Much of the NSA’s imagery, according to Denny, is rooted in depictions of magic, fantasy, military history and Internet meme culture. The agency’s documents often contain maps and globes, crudely symbolizing the reach of its spying apparatus. But sometimes the graphics it chooses contain more subtle meanings and cultural references. In one top-secret PowerPoint presentation on an NSA hacking operation, for instance, an agency employee inserted an image of a monkey fighting a robot, derived from a role-playing card game called Shadowfist in which conflicting factions wage a secret war against each other.

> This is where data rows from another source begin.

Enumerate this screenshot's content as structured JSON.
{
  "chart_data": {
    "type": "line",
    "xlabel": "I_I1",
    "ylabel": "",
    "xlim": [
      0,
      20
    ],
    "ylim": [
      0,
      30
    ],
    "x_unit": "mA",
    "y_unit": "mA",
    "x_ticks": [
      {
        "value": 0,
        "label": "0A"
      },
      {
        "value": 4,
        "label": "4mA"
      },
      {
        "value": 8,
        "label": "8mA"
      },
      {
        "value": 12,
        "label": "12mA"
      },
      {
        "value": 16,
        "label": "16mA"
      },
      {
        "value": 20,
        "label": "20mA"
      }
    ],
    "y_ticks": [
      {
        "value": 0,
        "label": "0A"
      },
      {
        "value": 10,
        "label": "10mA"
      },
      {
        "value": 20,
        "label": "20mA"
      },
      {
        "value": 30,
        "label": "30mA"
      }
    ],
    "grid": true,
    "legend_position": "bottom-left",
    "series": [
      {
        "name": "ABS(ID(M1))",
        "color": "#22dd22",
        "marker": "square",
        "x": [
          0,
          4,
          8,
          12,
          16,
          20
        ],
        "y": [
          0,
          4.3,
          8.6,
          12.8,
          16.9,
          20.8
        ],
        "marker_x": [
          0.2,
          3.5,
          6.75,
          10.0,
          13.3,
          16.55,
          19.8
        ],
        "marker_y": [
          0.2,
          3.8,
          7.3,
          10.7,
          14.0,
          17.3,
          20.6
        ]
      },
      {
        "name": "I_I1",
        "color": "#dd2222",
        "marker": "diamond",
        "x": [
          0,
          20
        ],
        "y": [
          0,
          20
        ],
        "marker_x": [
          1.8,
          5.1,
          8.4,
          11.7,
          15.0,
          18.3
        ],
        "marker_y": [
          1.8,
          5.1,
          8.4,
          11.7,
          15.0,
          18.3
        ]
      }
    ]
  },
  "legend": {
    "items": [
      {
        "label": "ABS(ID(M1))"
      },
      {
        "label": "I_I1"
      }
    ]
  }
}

Denny was not particularly aware of issues around government surveillance prior to the Snowden disclosures, but the revelations piqued his interest. It was a shock for him to learn, in particular, about New Zealand’s key role in the Five Eyes, a global spying alliance that the country is a member of alongside the United States, the United Kingdom, Canada and Australia.

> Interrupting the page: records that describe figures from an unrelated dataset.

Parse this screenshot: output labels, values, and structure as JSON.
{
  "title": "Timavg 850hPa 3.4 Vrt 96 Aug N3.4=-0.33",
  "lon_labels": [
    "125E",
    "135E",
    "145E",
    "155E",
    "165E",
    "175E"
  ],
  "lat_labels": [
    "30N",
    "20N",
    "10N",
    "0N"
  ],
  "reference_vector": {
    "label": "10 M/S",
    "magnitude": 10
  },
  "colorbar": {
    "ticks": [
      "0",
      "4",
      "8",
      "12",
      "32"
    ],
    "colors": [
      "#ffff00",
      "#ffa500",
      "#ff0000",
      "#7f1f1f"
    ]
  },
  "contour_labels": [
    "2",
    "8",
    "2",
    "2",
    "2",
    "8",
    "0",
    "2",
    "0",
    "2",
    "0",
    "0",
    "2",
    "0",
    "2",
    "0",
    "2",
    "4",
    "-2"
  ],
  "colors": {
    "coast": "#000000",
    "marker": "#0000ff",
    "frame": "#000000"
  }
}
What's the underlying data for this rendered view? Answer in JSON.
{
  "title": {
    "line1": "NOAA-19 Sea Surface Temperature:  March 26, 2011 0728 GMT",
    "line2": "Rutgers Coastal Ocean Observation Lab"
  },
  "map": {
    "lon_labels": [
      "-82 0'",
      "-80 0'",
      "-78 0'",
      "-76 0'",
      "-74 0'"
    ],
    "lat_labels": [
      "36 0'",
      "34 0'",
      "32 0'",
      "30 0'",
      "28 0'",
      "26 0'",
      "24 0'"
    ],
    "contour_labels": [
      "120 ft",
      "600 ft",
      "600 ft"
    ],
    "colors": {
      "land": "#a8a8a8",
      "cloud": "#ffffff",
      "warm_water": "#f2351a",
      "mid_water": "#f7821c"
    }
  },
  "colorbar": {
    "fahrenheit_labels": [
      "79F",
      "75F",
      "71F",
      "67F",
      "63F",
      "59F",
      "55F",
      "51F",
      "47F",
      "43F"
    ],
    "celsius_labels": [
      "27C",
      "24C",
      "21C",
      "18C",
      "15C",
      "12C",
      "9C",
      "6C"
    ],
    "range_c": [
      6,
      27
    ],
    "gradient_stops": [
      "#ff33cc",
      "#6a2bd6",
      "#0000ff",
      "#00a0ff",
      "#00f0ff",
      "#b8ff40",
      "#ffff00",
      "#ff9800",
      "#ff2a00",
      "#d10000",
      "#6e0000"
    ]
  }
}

He started researching the topic and found inspiration in New Zealand investigative journalist Nicky Hager’s 1996 book, Secret Power, a seminal exposé of the Five Eyes network. Denny paid homage to Hager by naming his art project after the book; he also recruited Hager to work with him on the project as a content adviser. (The Intercept has recently been collaborating with Hager on a series of stories about New Zealand’s role in the Five Eyes, based in part on the Snowden documents.)

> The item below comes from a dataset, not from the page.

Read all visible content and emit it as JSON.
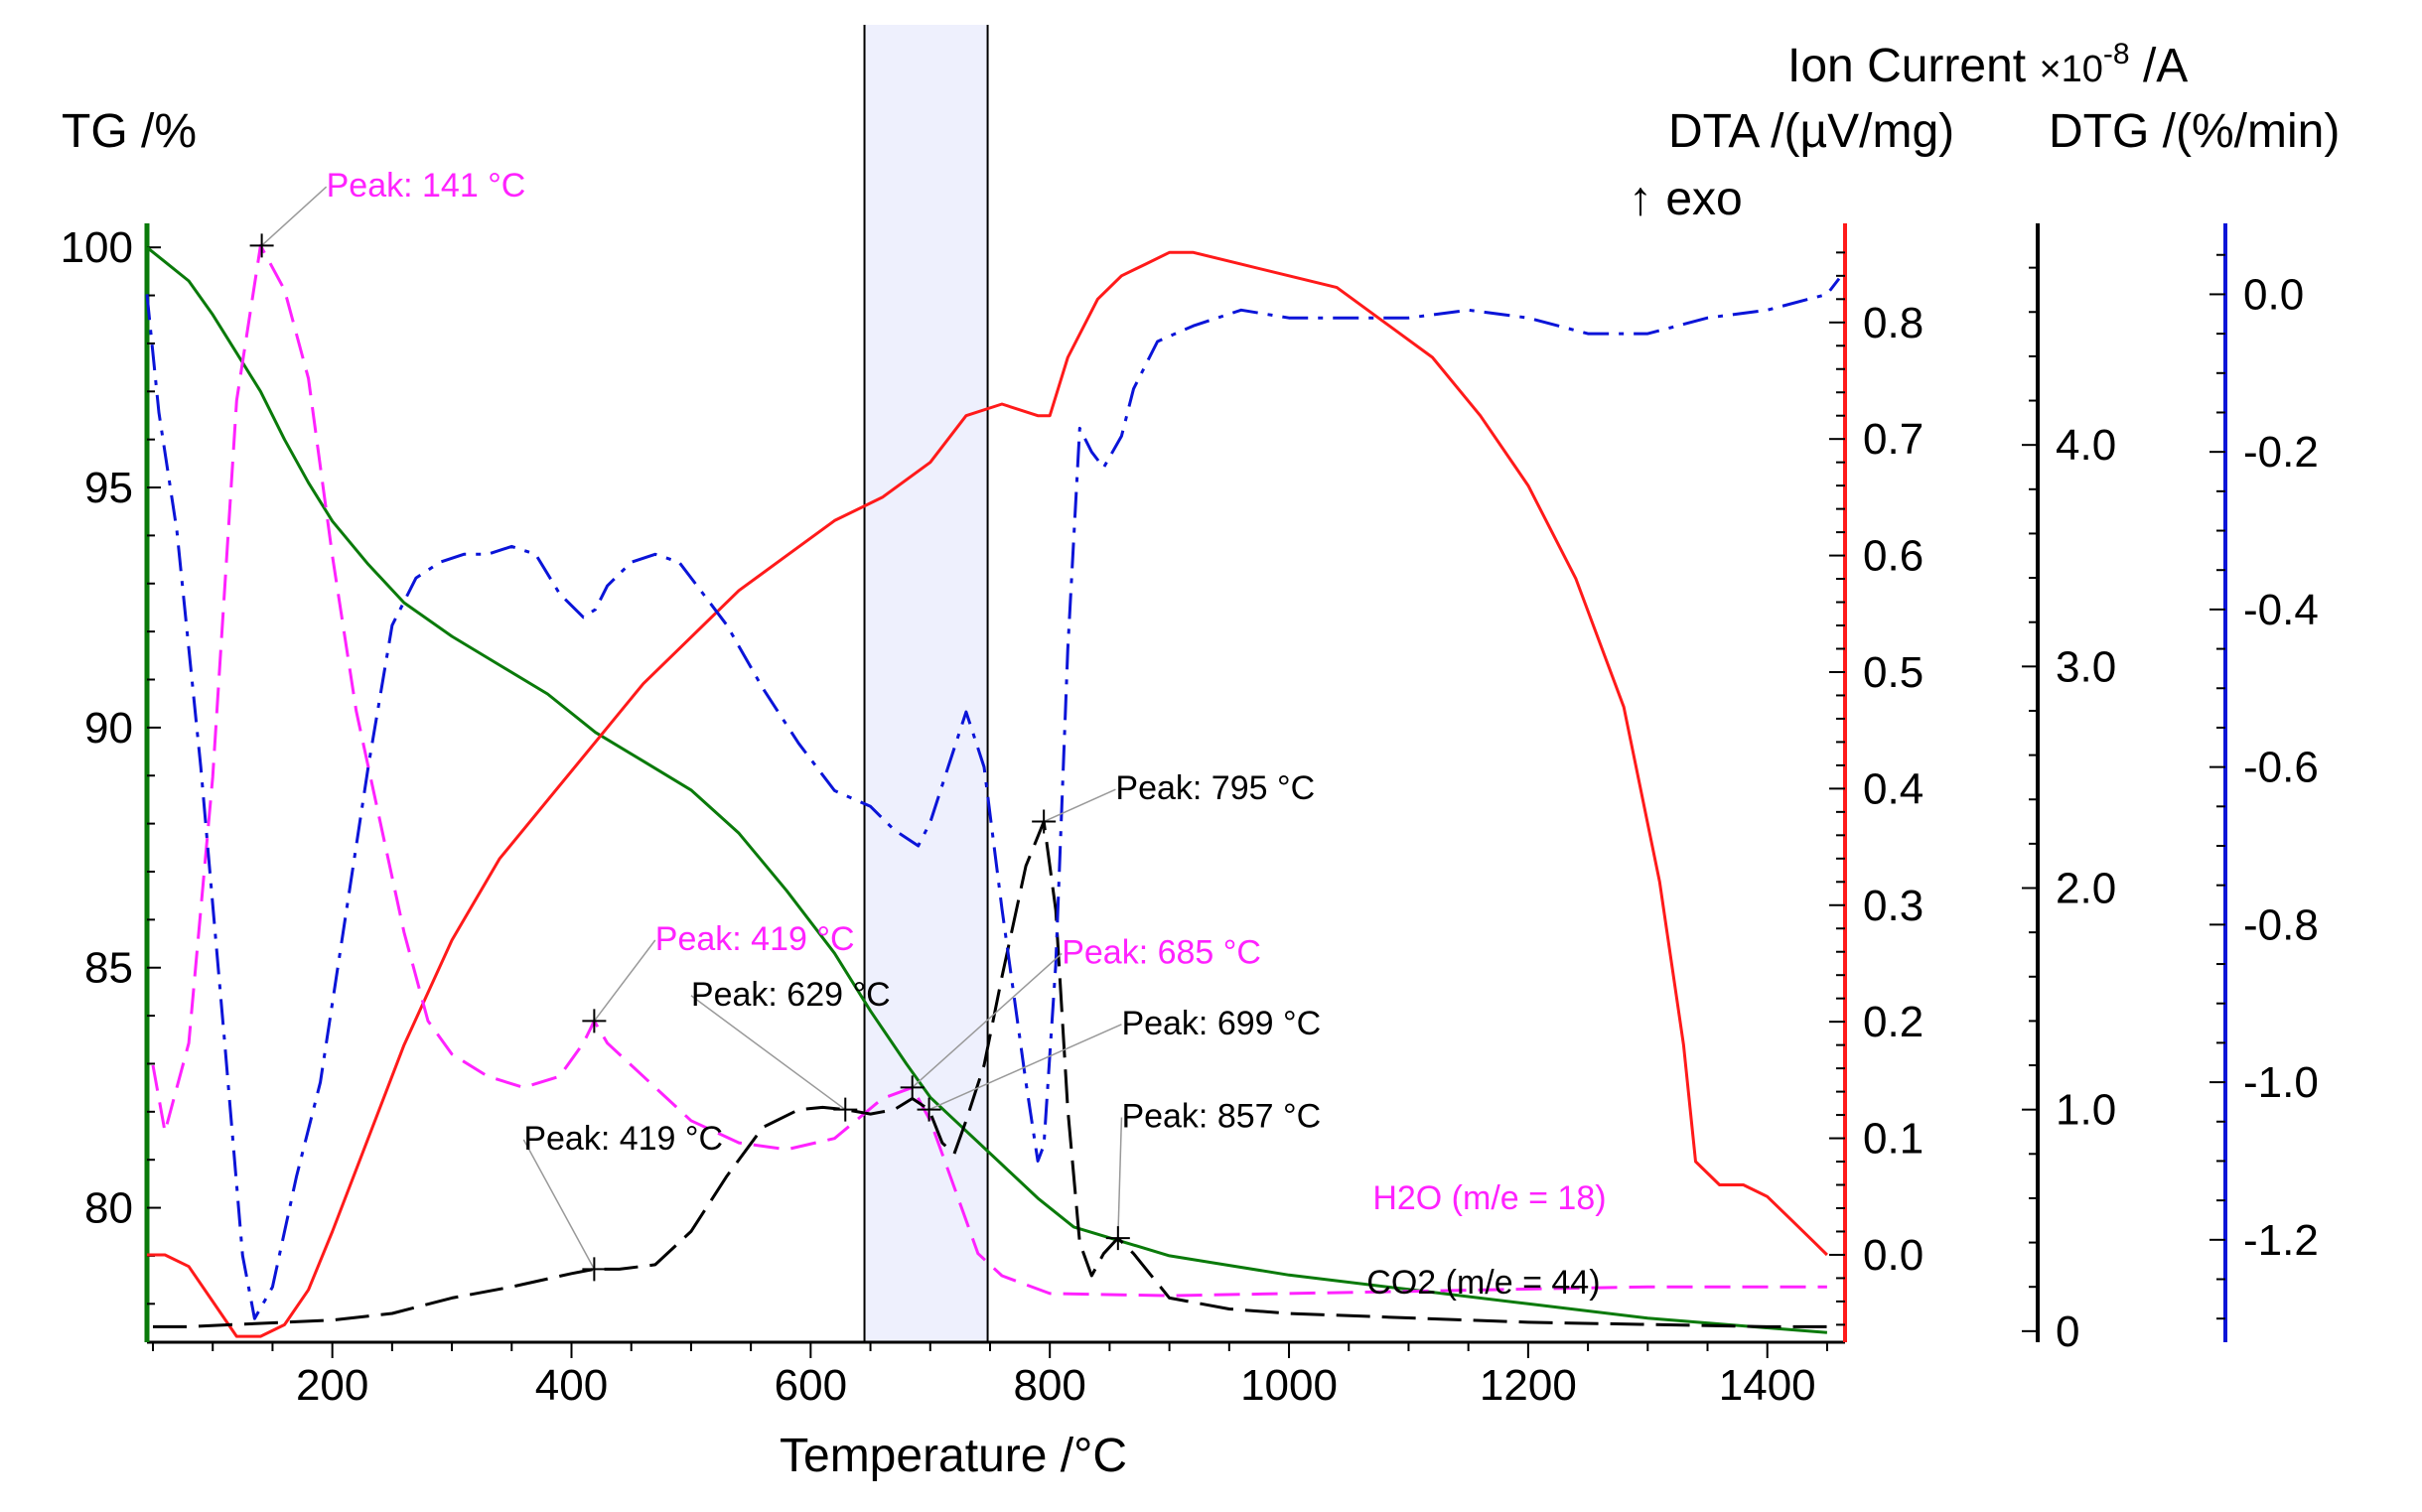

Now, Denny is passing on what he’s learned, helping to educate others about the surveillance revelations. His project, which runs until late November and also features a temporary installation at the Venice airport, has attracted visitors from all age groups.

“We’ve had a number of people who’ve never even heard of Snowden in there,” Denny says, “and there have been amazing responses in the visitor book talking about the issues. It’s a really rewarding thing for me to see — that you can start a substantial conversation through a visual medium with people who are less inclined to read news media.”

As for Darchicourt, he says it was “quite a surprise” to learn about how his work was going to be used when he found out about Denny’s project and its link to the Snowden revelations, but the irony of the situation was not lost on him.

“I guess that was one of [Denny’s] little aims,” Darchicourt told The Intercept. “To show how he could get my information and use it without my knowledge, the way NSA does.”

Darchicourt says he did not design most of the images from Snowden documents featured in Denny’s exhibition, such as the Special Source Operations eagle. But he acknowledges that he did create the image of a peanut emblazoned with a skull and crossbones used as the logo for POISON NUT, a top-secret NSA hacking program exposed in the leaked documents and included in one of Denny’s pieces.

The 55-year-old former NSA art chief is not planning on visiting the exhibition in Venice because he doesn’t want to be seen as somehow endorsing it on behalf of the agency. But he has reviewed photographs, and while he says he neither approves nor disapproves of it, he admits he finds it interesting to see his designs in the Renaissance setting.

“It’s kind of flattering, but it’s also kind of creepy,” Darchicourt says, adding that he’s now considering deleting some pictures from his online portfolios to prevent them from being used by anyone else in the future. “Anything that has to do with the NSA will be removed; it’s old and I don’t really identify with that organization anymore.”